Lots of important chemistry can be reduced to electron densities (at least to a first approximation, assuming nothing moves) and something AI algorithms can be good at is learning how to fit multidimensional data. So you might hope that appropriately trained AIs can outpace brute force fitting algorithms. What is a lot harder is getting novel chemistry. And synthesis is a whole new ball game. As another tool in the practising chemist’s backback there is a lot to hope for.
So indeed, the dogs are loose, and it is going to be interesting.
Still not sure what AI is doing here or why AI speeds up discovery of it.
Absolutely, but in both cases (batteries and fusion energy), there’s still a LOT of science left to be done before it’s strictly an engineering exercise, like say… making a fission power plant or powering something with present-day batteries.
The number of possible chemical combinations is staggering and very time-consuming to test. I can totally see how AI might be able to find something that has promise for the application at-hand so it can be further explored without wasting time on all the dead-ends.

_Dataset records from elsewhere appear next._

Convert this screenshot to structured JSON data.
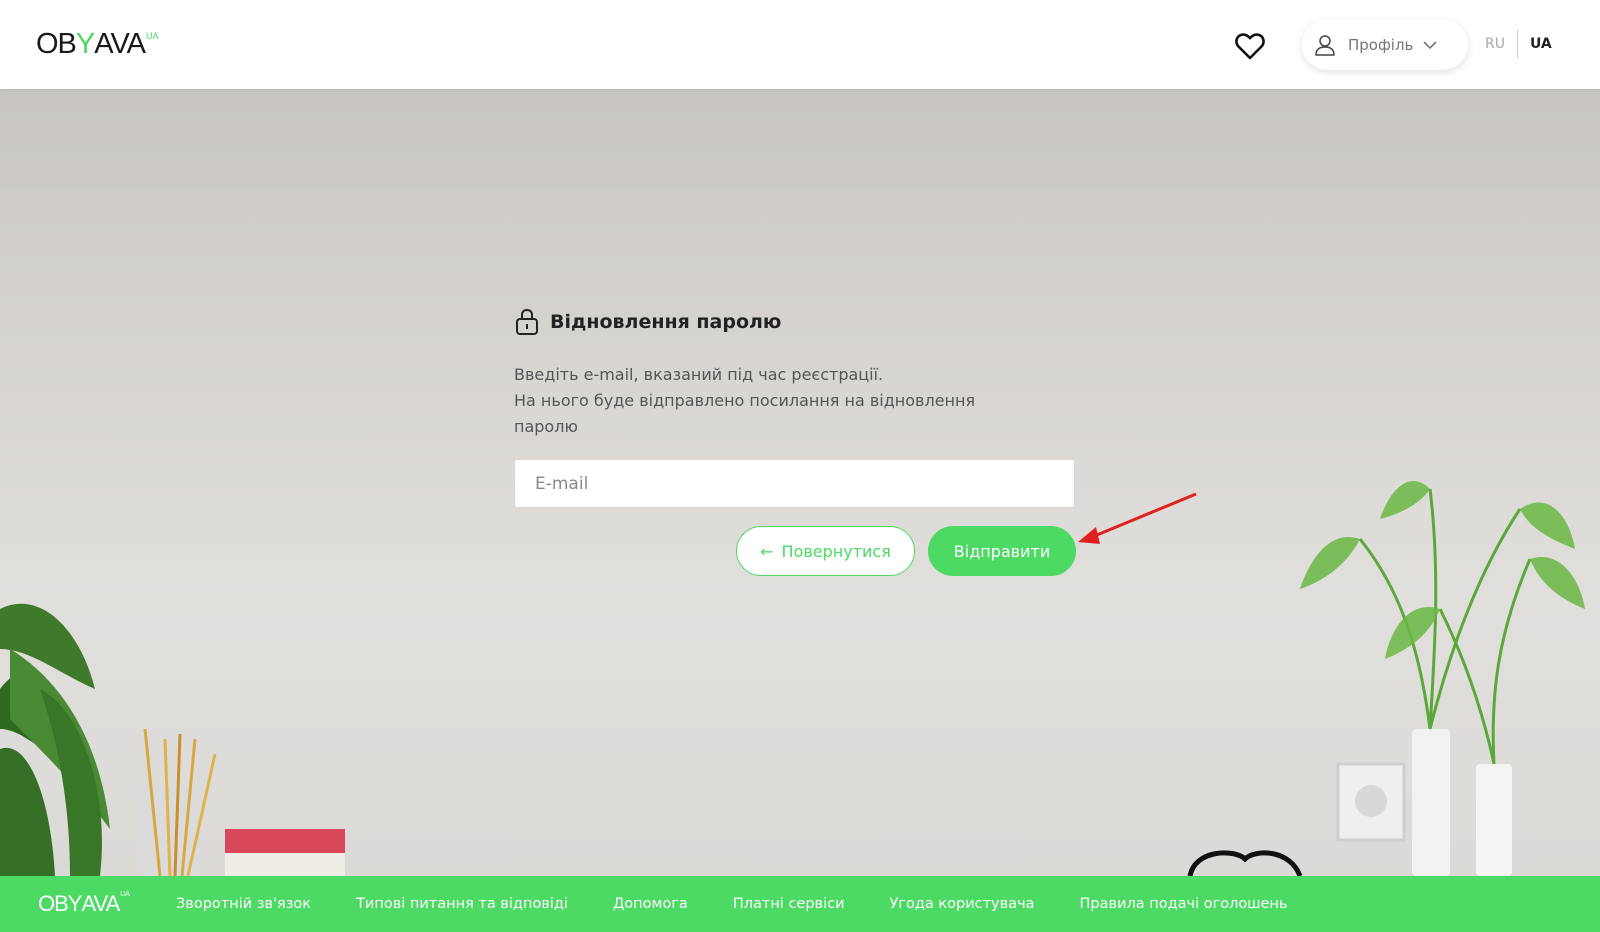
{
  "header": {
    "logo_main_1": "OB",
    "logo_y": "Y",
    "logo_main_2": "AVA",
    "logo_ua": "UA",
    "favorites_icon": "heart-icon",
    "profile_label": "Профіль",
    "lang_ru": "RU",
    "lang_ua": "UA"
  },
  "form": {
    "title": "Відновлення паролю",
    "desc_line1": "Введіть e-mail, вказаний під час реєстрації.",
    "desc_line2": "На нього буде відправлено посилання на відновлення паролю",
    "email_placeholder": "E-mail",
    "email_value": "",
    "back_label": "Повернутися",
    "submit_label": "Відправити"
  },
  "footer": {
    "logo_main_1": "OB",
    "logo_y": "Y",
    "logo_main_2": "AVA",
    "logo_ua": "UA",
    "links": [
      "Зворотній зв'язок",
      "Типові питання та відповіді",
      "Допомога",
      "Платні сервіси",
      "Угода користувача",
      "Правила подачі оголошень"
    ]
  },
  "colors": {
    "accent": "#4cd964",
    "annotation_arrow": "#e02020"
  }
}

Don’t count out incentives. From the perspective of say 2000, laptops and cell phones provided endless demand for lithium ion, making research a safe bet whatever the success or timing of electrical cars or utility scale demand. Even today, the utility market was only about $50 billion in 2023, though it’s likely to go up 5 times by the end of the decade.
Around 6 manufacturers were expected to launch sodium-ion battery products last year. Sodium ion has shorter battery life, lower energy density, and greater weight than lithium ion, but who cares? It’s cheap and less prone to igniting than lithium-ion, making it good for utilities (and problematic for electric cars, though China is exploring that possibility).
Cite: McKinsey article, from sometime in 2022:
Can you elaborate on this? This is the part I’m confused and don’t really understand.
Maybe an analogy will help. Think of all the ingredients in a typical pantry and all the ingredients in a typical refrigerator. If I ask you to bake a cake, and you’ve never done it before, you’ll probably have no idea what to do. If you have done it before, you’ll probably grab a handful of staple ingredients (flour, eggs, sugar, butter, baking powder, …), preheat the oven, combine wet ingredients, combine dry ingredients, mix wet into dry (taking care not to overmix), butter and flour a pan, add the batter, and place in the oven, check for doneness after maybe 25 or 30 min, take it out, know enough to let it rest before you cut into it, …
Now I ask you to bake cookies. You’ll take the same ingredients, but in different proportions. You might set the oven to a different temperature, you might combine the ingredients in different steps (creaming the butter and sugar, for instance), you’ll use a cookie sheet instead of a cake pan, you’ll put them in the oven for much less time and you’ll be looking for different characteristics to decide if they’re done.
Now make a loaf of bread. The ingredients are similar, but definitely not the same. The preparation steps are completely different. The baking temperature and time are totally different. The way to check if it’s done is different. The treatment after it comes out of the oven is different.
Now, we get to what you’re asking of developers of battery materials. Go bake something that nobody has ever baked before, but don’t use too much butter, because it’s expensive, and don’t use wheat flour because you’re baking for somebody with Celiac, and don’t use salt because somebody else has high blood pressure, and don’t use sugar because a third person is diabetic. Oh, and make sure it’s delicious. And it needs to be shelf stable for at least a month.